In this case, naturally, they're reading French sheet music - because they're not into improvisation, and they get cold feet when you put them on the spot. These images were very popular, as they made a visual illustration of the Dutch colloquialisms "Every bird sings the way the Creator intended" (literally, "the way it was baked," elck vogeltge singt soo't gebeckt is), and "Every bird sings with its own beak."

Under the rule of Archduke Albert VII of Austria and Isabella Clara Eugenia, of the House of Habsburg, this "everything in its place" message served a central political function. The conductor of the birds is the only one staring directly at us: the owl who is holding the music. Clearly, for the owl, this is very serious business.

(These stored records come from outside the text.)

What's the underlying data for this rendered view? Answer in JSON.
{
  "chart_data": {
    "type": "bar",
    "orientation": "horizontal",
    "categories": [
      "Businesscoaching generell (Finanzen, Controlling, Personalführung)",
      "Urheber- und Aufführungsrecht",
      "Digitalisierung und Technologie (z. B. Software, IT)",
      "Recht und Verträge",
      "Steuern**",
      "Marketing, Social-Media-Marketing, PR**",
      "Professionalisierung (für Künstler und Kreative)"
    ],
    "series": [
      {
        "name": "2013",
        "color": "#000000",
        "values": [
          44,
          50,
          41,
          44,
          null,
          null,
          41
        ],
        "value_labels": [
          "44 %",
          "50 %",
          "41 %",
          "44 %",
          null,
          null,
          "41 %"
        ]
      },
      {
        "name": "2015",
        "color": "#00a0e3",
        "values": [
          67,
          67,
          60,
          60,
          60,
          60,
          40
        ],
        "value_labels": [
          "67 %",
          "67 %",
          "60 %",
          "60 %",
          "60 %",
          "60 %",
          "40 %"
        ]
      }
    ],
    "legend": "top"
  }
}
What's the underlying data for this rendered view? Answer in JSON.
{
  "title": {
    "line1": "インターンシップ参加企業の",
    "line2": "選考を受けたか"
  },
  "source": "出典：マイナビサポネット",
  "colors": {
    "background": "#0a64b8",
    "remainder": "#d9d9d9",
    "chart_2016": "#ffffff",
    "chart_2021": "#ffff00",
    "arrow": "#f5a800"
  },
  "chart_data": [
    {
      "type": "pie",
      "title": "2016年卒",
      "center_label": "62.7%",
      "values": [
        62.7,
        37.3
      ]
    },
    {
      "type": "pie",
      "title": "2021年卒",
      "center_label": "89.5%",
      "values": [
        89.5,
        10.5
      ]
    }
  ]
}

For a 390-year-old painting, this work has an unusually consistent provenance. The original owner, the 1st Marquis of Leganés, Diego Messía Felípez de Guzmán, who owned four different bird concerts, gave it to King Philip IV of Spain who kept it in the Real Alcázar in Madrid until Spain built the Museo Nacional del Prado, where it keeps company with hundreds of royal-collection siblings.

Allegorically, there are a few sources for this image. First, the painting draws upon the Latin fable of Aesop, "Noctua et Quercus," or "The Owl and the Birds," in which the owl warns the other birds to prevent the growth of acorns and flax, which the humans will use to catch them, and adds that an approaching hunter has arrows with bird feathers that can travel faster than the birds themselves. The birds consider Owl to be a Chicken Little-type, dismiss her as paranoid, and subsequently suffer the consequences. In Snyders' work, the birds look at the owl, who holds the information in her claws. In Ancient Rome, the owl was the sign of Athena, who epitomized wisdom and vigilance, as in Aesop. Ovid, Virgil, and several American indigenous cultures view the owl as an omen of tragedy and misfortune. 

Secondly, this work draws on the Abrahamic faiths, in which King Solomon can understand the language of the birds, ravens brought food to the prophet Eliyahu, and in some Latin cultures, Mary is associated with birds. Francis of Assisi, according to Catholic tradition, inherited King Solomon's unusual talent and is another source for this work.